Ser cicloviajante, independente do gênero, é lidar diariamente com os perigos da estrada. Muitas vezes há, sem motivos, uma hostilidade tremenda, com agressões espontâneas.
“Ser mulher é ser ainda mais reprimida, até mesmo por outras mulheres. Sei que muito disso é pelo medo do mundo. Uma tentativa de cuidado. ‘Não vá, é perigoso.’ Mas nosso cuidado deve ser em termos uma sociedade mais segura. Para então podermos dizer ‘Vai que estou te cuidando e ninguém pode mexer com você’. Isto ainda é sonho. Mas a vida é feita de sonho. Algumas vezes eles se realizam. Noutras, vamos parar em um pesadelo”, pontua Carina.
Desde o desfecho do caso, a artista comenta que tem escutado as pessoas muito surpresas ao saberem que ela era uma mulher e viajava sozinha. Contudo Carina chama atenção que Julieta não era a única e esta não deveria ser uma surpresa. “O que deve nos surpreender é a banalidade do desejo de um furto. Nos surpreender e assustar com o fato de um objeto ter mais valor que uma vida. Deveria nos surpreender o fato de uma mulher não se sentir segura seja viajando solo, andando na rua, ou mesmo dentro de casa”, avalia.
De acordo com o Anuário Brasileiro de Segurança Pública em 2022, uma mulher foi morta a cada seis horas no país, ou seja, quatro mulheres mortas por dia. No total, foram 1.437 vítimas de feminicídio no ano passado, um aumento de 6,5% em relação aos 1.347 registrados em 2021.
“Se nos chocávamos quando um vírus começou a matar quatro pessoas ao dia, por que não nos choca este dado?

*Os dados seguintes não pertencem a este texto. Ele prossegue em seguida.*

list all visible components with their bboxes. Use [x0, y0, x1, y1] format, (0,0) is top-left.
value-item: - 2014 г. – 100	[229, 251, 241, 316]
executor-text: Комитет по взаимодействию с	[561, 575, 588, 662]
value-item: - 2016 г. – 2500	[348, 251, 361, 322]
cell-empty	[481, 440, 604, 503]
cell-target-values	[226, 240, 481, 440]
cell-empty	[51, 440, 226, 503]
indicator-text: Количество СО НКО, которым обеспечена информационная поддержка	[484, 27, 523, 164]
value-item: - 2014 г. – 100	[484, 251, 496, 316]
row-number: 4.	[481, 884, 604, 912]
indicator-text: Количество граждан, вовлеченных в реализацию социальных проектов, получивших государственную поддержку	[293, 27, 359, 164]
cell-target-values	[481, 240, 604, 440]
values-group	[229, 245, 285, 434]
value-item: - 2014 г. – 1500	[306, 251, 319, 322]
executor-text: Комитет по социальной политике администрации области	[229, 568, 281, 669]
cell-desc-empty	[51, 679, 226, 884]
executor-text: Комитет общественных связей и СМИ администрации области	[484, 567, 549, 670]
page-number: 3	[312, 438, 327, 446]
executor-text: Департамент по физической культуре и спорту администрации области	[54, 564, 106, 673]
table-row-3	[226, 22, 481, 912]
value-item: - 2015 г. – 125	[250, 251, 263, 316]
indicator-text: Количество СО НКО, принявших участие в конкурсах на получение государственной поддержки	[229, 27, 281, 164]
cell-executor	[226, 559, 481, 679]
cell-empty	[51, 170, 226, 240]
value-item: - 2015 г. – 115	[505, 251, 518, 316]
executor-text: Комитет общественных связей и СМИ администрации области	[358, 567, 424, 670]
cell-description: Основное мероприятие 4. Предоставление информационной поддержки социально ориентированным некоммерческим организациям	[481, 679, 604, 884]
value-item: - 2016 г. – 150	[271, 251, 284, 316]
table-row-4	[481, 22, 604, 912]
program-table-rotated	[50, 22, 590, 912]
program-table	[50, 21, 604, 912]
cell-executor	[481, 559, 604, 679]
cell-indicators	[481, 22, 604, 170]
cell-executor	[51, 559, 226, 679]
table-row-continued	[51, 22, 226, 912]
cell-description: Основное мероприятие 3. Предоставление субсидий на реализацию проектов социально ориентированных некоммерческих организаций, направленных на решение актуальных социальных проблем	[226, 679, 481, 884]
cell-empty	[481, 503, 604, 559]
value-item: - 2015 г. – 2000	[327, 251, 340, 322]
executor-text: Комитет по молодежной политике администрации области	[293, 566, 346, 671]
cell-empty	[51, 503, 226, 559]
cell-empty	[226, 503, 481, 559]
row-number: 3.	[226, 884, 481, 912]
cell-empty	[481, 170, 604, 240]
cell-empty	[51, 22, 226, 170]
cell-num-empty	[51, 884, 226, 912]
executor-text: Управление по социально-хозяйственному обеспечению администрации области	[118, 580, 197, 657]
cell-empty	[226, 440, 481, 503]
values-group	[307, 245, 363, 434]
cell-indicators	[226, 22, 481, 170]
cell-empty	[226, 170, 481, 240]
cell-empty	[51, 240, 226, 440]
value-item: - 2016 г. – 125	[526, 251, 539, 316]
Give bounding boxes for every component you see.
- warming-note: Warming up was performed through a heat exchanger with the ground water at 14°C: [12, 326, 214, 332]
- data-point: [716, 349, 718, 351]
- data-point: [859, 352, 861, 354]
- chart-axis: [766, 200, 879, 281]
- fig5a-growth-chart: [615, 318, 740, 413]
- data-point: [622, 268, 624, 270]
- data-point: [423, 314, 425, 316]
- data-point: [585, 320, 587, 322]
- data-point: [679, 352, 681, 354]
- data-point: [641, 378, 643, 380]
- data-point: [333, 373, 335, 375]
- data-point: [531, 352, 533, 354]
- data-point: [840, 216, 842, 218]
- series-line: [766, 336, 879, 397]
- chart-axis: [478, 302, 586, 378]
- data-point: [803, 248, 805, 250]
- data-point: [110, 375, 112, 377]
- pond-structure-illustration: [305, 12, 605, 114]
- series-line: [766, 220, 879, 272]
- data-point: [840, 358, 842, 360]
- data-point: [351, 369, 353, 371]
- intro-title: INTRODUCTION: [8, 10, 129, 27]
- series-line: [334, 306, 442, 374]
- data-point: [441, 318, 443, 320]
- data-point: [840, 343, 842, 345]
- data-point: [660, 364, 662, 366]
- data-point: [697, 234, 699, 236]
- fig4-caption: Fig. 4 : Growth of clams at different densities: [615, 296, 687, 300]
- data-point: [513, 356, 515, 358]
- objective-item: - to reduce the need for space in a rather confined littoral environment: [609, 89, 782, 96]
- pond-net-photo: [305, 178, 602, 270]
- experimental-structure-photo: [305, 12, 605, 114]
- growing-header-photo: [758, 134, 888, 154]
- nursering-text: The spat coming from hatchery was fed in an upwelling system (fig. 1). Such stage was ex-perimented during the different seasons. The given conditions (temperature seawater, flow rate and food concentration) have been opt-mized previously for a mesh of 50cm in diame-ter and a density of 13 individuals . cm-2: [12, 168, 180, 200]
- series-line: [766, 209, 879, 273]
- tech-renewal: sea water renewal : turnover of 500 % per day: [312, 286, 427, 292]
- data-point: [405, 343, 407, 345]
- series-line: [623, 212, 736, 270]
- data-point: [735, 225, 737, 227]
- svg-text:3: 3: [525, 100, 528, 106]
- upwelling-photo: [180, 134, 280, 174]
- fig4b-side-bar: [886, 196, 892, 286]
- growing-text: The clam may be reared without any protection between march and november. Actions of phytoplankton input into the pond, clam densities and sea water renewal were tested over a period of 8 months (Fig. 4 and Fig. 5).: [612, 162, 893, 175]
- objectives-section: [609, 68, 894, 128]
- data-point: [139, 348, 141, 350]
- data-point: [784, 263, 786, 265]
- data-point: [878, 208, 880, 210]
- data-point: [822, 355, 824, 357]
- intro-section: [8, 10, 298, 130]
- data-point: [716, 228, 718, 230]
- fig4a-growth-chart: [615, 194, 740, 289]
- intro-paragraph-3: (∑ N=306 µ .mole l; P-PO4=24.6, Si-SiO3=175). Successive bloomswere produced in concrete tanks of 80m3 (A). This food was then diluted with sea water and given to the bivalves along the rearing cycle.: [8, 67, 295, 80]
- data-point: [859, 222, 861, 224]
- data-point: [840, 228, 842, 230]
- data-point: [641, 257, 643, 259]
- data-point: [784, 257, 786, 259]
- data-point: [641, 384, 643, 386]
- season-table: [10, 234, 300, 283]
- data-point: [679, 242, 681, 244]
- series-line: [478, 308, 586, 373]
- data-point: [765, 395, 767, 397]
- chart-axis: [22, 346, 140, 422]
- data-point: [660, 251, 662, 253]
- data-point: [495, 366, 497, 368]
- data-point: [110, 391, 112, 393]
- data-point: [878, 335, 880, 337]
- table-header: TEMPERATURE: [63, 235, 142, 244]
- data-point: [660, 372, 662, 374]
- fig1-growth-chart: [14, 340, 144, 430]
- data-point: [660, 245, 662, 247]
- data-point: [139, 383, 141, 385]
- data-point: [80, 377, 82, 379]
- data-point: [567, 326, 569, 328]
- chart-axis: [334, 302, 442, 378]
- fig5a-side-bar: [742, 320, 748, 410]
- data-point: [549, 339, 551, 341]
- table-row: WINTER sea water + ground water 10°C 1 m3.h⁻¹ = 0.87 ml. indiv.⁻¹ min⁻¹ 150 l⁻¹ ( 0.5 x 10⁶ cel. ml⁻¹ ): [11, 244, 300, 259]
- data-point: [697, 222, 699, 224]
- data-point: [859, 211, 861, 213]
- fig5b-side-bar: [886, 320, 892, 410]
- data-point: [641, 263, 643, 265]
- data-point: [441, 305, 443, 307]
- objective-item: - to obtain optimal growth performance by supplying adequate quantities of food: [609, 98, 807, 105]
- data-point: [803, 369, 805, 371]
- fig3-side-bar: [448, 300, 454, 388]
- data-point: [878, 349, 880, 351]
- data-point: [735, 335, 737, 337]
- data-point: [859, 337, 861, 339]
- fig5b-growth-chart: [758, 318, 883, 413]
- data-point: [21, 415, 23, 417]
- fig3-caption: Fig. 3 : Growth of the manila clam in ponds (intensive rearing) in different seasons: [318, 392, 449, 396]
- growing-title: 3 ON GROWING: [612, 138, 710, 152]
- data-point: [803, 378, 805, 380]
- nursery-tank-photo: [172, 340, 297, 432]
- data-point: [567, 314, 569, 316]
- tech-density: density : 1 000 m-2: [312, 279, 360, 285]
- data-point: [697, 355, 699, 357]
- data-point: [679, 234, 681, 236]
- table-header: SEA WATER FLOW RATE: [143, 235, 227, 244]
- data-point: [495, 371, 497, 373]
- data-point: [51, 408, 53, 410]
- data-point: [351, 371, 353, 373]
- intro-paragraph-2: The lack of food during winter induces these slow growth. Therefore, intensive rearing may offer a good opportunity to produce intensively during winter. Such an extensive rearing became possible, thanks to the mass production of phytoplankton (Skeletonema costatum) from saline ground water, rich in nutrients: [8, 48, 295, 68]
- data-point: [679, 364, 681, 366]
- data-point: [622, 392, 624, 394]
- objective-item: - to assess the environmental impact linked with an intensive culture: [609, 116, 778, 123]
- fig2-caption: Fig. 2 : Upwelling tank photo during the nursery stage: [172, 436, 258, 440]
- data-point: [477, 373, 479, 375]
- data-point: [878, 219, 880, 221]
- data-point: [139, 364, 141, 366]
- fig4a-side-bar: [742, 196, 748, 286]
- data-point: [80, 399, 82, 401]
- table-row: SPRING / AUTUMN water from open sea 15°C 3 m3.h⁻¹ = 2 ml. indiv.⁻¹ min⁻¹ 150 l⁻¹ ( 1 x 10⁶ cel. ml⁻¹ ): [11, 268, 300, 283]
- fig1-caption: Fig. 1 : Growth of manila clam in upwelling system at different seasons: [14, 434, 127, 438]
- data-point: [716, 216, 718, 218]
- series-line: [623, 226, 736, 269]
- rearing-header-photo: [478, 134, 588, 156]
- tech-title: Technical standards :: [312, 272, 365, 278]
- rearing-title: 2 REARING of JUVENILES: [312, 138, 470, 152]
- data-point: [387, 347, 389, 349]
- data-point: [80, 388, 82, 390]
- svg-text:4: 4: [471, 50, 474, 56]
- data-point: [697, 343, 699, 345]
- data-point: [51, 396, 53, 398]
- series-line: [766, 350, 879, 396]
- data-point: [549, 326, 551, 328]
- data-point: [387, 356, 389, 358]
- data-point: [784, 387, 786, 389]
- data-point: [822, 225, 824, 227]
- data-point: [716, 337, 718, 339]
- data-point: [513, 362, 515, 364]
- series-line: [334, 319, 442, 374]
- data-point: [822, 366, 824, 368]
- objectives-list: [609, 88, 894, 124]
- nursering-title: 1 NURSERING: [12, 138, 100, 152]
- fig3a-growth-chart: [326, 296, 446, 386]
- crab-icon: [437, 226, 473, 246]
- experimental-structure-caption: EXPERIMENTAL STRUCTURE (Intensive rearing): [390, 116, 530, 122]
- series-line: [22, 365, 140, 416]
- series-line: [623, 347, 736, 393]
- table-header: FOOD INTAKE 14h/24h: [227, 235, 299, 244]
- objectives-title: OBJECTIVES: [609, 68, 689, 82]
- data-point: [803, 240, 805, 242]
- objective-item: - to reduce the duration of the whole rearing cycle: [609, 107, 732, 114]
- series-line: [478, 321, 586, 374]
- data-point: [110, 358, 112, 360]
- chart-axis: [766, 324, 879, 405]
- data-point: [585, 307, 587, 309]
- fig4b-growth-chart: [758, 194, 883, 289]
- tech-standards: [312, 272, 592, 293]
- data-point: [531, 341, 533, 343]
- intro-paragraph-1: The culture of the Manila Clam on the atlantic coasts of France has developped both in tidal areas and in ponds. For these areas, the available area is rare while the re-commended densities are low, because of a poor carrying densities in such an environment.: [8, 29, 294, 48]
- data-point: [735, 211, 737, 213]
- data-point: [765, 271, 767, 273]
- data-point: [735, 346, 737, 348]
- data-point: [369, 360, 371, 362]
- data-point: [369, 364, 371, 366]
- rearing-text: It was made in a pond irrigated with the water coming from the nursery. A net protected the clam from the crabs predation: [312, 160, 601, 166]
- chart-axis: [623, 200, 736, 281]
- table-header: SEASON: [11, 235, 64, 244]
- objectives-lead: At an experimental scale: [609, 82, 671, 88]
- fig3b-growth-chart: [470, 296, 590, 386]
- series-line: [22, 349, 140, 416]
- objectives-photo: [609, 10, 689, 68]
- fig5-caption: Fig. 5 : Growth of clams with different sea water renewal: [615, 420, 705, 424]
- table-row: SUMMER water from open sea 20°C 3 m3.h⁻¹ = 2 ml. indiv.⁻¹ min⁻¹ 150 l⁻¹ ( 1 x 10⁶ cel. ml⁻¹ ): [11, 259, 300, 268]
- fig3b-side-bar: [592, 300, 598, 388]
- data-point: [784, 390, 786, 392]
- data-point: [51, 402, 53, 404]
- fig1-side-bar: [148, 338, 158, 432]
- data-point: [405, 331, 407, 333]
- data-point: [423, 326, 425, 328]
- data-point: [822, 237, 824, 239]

Porque não nos choca o costume de deixar de fazer coisas, pelo medo?”, questiona Carina.
O Brasil registrou em 2022 o maior número de estupros da história, de acordo com a 17ª edição do Anuário Brasileiro de Segurança Pública. Foram 74.930 vítimas, sendo que mais da metade (56.820 casos) são estupros de vulnerável, ou seja, crimes praticados contra menores de 14 anos.
Para Carina é preciso uma maior punição aos casos de feminicídio. “Pois eles subjugam a mulher. Precisamos de mais atenção do Judiciário e polícia aos relatos de agressões contra mulheres. Ainda que a gente queira e vá falar sobre a beleza da arte e do trajeto, precisamos alertar nossa sociedade que o errado não é uma mulher fazer seu caminho sozinha. O errado é este caminho ser interrompido. Isso é que não pode mais acontecer. E lembrar à toda mulher que se sente ameaçada, ligue 180.”